MYRTLE BEACH, SC (WMBF) - Most people know when they don't get enough sleep. Lack of usual focus, day-to-day function and grumpiness may be common symptoms, but there may be a culprit if there's no explanation for your sleepiness: a sleep disorder.
Board certified neurologist in sleep medicine Dr. Jeff Benjamin says sleep disorders are on the rise. Many disorders can be dangerous if left untreated.
"Undiagnosed, if you don't get it fixed, it can cause cardiac arrest, stroke, things like that…so, you know, if a loved one or yourself think you might have it and come and get checked, talk to your doctor," Palmetto Sleep Lab technician Michelle Defeo-Beerbower said.

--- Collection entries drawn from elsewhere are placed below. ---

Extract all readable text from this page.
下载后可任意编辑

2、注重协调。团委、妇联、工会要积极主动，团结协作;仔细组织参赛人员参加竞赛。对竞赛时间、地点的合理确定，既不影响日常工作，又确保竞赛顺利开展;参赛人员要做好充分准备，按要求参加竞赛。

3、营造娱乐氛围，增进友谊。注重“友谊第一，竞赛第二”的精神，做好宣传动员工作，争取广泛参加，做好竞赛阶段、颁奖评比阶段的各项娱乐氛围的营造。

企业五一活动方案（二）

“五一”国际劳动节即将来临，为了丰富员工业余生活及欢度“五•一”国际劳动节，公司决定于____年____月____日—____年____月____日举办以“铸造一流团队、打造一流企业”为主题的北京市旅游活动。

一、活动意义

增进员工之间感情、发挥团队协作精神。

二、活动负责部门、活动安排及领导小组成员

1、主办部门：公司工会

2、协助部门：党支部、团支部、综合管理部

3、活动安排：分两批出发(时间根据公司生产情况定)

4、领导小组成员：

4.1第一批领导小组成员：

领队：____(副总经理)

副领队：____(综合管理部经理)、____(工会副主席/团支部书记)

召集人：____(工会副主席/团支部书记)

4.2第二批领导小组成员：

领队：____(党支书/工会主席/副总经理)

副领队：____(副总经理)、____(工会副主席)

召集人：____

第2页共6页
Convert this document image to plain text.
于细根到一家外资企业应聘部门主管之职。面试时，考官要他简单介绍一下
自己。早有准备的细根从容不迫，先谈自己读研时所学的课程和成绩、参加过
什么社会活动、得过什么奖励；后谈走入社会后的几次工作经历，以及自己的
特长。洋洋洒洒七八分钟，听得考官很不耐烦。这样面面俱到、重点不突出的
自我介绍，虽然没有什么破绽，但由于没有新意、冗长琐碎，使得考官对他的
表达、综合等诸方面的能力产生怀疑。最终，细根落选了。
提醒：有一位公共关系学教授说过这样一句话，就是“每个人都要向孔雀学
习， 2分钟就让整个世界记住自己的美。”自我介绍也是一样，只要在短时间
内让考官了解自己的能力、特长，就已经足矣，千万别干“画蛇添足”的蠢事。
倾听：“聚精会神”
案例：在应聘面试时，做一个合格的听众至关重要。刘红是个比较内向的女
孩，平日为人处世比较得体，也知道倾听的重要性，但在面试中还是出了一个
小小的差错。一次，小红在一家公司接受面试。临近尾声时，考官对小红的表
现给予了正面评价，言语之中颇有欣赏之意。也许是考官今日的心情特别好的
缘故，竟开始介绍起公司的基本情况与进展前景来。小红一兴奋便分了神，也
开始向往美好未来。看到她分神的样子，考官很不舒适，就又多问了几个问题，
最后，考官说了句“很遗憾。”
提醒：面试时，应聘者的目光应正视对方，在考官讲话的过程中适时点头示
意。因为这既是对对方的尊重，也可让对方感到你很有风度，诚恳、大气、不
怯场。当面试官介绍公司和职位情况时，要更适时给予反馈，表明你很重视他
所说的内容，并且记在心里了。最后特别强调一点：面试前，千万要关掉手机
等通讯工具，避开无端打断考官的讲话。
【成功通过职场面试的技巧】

Sleep apnea is when a person's breathing starts and stops while they sleep. Oftentimes, this person snores loudly and the loss of breath is noticeable to someone hearing it.
There are three types of sleep apnea: obstructive, central and mixed (or complex). Obstructive sleep apnea is the most common type and occurs when there's an airway blockage. The blockage can be different things, depending on the person. Central sleep apnea occurs when the brain doesn't send the right signals to the muscles to control breathing during sleep. Mixed sleep apnea is a blend of the two types.
The most common symptoms of sleep apnea are loud snoring, episodes of breathing cessation, abrupt awakenings with shortness of breath, morning dry mouth and sore throat, daytime sleepiness and irritability. Sleep apnea can be caused by other medical conditions, medications and obesity, and it can lead to stroke, hypertension, high blood pressure and heart attacks if untreated.
Sleep insomnia is another common sleep disorder. Insomnia is something we may have all suffered from at some time but for some people it can become chronic.
Your brain has a natural wake and sleep cycle. Interrupting that cycle leads to insomnia. The National Sleep Foundation says there's a lot of reasons for insomnia. A stuffy nose from the common cold can be a mild cause of insomnia, but more serious cases arise from chronic pain, asthma and other sleep disorders like restless leg syndrome. The foundation says if you have regular insomnia, it's a good idea to review your routines. Small changes like turning off the electronics and winding down thirty minutes prior to bedtime can help you fall asleep faster. If this doesn't help, there could be underlying problems and you should see a doctor.
Your doctor may refer you to a sleep lab. Several sleep labs are located in the Myrtle Beach area. Sleep technicians at the lab will monitor your heart, breathing patterns, oxygen levels and brain waves to get to the root of your problems.
Many disorders have treatment, but it ranges depending on the disorder.